WASHINGTON — Everywhere, Republicans are harrumphing about the Environmental Protection Agency’s new emissions rules, which require power plants to reduce their carbon-dioxide emissions by 30 percent from their 2005 levels. Senate Minority Leader Mitch McConnell, Ky., called the rules a “dagger in the heart of the American middle class, and to representative democracy itself,” while Missouri Sen. Roy Blunt promised to “fight President Obama every step of the way to stop this unprecedented power grab.” Of course, as a rule issued under established powers for the EPA, this is the opposite of a “power grab.”
If Republicans are outraged by the announcement, they only have themselves to blame. It is true that in recent months, the administration has been vocal — even strident — about the danger of climate change. In February, for example, Secretary of State John Kerry derided global warming deniers as members of the “Flat Earth Society” who are “burying their heads in the sand.” At the same time, the White House didn’t begin with a regulatory approach.

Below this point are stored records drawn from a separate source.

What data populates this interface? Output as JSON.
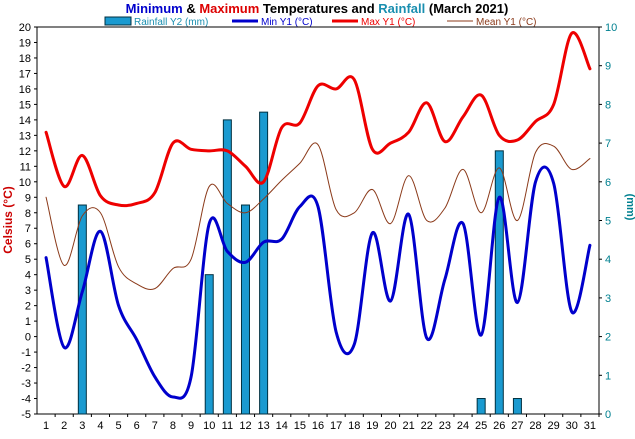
{
  "chart_data": {
    "type": "bar+line",
    "title_parts": [
      {
        "text": "Minimum",
        "color": "#0000cc"
      },
      {
        "text": " & ",
        "color": "#000000"
      },
      {
        "text": "Maximum",
        "color": "#dd0000"
      },
      {
        "text": " Temperatures and ",
        "color": "#000000"
      },
      {
        "text": "Rainfall",
        "color": "#1a8fb0"
      },
      {
        "text": " (March 2021)",
        "color": "#000000"
      }
    ],
    "ylabel_left": "Celsius (°C)",
    "ylabel_right": "(mm)",
    "ylim_left": [
      -5,
      20
    ],
    "ylim_right": [
      0,
      10
    ],
    "x": [
      1,
      2,
      3,
      4,
      5,
      6,
      7,
      8,
      9,
      10,
      11,
      12,
      13,
      14,
      15,
      16,
      17,
      18,
      19,
      20,
      21,
      22,
      23,
      24,
      25,
      26,
      27,
      28,
      29,
      30,
      31
    ],
    "y_ticks_left": [
      -5,
      -4,
      -3,
      -2,
      -1,
      0,
      1,
      2,
      3,
      4,
      5,
      6,
      7,
      8,
      9,
      10,
      11,
      12,
      13,
      14,
      15,
      16,
      17,
      18,
      19,
      20
    ],
    "y_ticks_right": [
      0,
      1,
      2,
      3,
      4,
      5,
      6,
      7,
      8,
      9,
      10
    ],
    "legend": [
      {
        "label": "Rainfall Y2 (mm)",
        "kind": "bar",
        "color": "#1a9ad0"
      },
      {
        "label": "Min Y1 (°C)",
        "kind": "line",
        "color": "#0000cc"
      },
      {
        "label": "Max Y1 (°C)",
        "kind": "line",
        "color": "#ee0000"
      },
      {
        "label": "Mean Y1 (°C)",
        "kind": "line",
        "color": "#8b3a1a"
      }
    ],
    "series": [
      {
        "name": "Rainfall Y2 (mm)",
        "axis": "right",
        "type": "bar",
        "color": "#1a9ad0",
        "values": [
          0,
          0,
          5.4,
          0,
          0,
          0,
          0,
          0,
          0,
          3.6,
          7.6,
          5.4,
          7.8,
          0,
          0,
          0,
          0,
          0,
          0,
          0,
          0,
          0,
          0,
          0,
          0.4,
          6.8,
          0.4,
          0,
          0,
          0,
          0
        ]
      },
      {
        "name": "Min Y1 (°C)",
        "axis": "left",
        "type": "line",
        "color": "#0000cc",
        "values": [
          5.1,
          -0.7,
          2.9,
          6.8,
          2.0,
          -0.2,
          -2.6,
          -3.9,
          -2.6,
          7.3,
          5.5,
          4.8,
          6.1,
          6.3,
          8.4,
          8.4,
          0.3,
          -0.5,
          6.7,
          2.3,
          7.9,
          -0.1,
          3.7,
          7.3,
          0.1,
          9.0,
          2.2,
          10.0,
          9.9,
          1.6,
          5.9
        ]
      },
      {
        "name": "Max Y1 (°C)",
        "axis": "left",
        "type": "line",
        "color": "#ee0000",
        "values": [
          13.2,
          9.7,
          11.7,
          9.1,
          8.5,
          8.6,
          9.3,
          12.5,
          12.1,
          12.0,
          12.0,
          11.0,
          10.0,
          13.5,
          13.8,
          16.2,
          16.0,
          16.6,
          12.1,
          12.5,
          13.2,
          15.1,
          12.6,
          14.2,
          15.6,
          13.0,
          12.7,
          13.9,
          15.0,
          19.6,
          17.3
        ]
      },
      {
        "name": "Mean Y1 (°C)",
        "axis": "left",
        "type": "line",
        "color": "#8b3a1a",
        "values": [
          9.0,
          4.6,
          7.8,
          8.0,
          4.5,
          3.4,
          3.1,
          4.4,
          5.0,
          9.7,
          8.6,
          8.0,
          8.9,
          10.1,
          11.2,
          12.4,
          8.2,
          8.0,
          9.5,
          7.3,
          10.4,
          7.5,
          8.3,
          10.8,
          8.0,
          10.9,
          7.5,
          11.9,
          12.3,
          10.8,
          11.5
        ]
      }
    ]
  }
}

In 2009, President Barack Obama threw his support behind climate legislation in the House, and the following year, a group of Senate Democrats — including Kerry — began work with Republicans to craft a bipartisan climate bill. The process fell apart, a victim of bad management from the White House, election year politics, an embattled and fearful Sen. Lindsay Graham — the South Carolina senator at the center of the negotiations — and the growing tide of Republican anti-Obama sentiment, which would culminate that fall with a huge GOP victory in the House of Representatives.

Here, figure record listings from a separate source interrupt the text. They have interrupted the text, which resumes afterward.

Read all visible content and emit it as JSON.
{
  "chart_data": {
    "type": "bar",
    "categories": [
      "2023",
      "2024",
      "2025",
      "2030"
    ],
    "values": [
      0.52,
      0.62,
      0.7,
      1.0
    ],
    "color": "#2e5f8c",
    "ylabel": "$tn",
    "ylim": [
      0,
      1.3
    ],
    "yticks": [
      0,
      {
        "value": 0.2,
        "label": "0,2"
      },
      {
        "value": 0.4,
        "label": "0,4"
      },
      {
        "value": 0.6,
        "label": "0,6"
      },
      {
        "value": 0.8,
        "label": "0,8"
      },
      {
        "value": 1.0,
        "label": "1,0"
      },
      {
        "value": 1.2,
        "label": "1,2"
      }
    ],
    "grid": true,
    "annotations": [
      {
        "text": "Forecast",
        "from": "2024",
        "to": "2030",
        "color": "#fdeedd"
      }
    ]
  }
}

It’s not that EPA action wasn’t possible, but that the administration wanted legislation and would make key concessions to get it. In the absence of a law, however, the White House was prepared to act alone. “If Republicans didn’t respond to the proposed deals,” wrote The New Yorker’s Ryan Lizza, “the White House could push them to the table by making a threat through the Environmental Protection Agency, which had recently been granted power to regulate carbon, just as it regulates many other air pollutants.”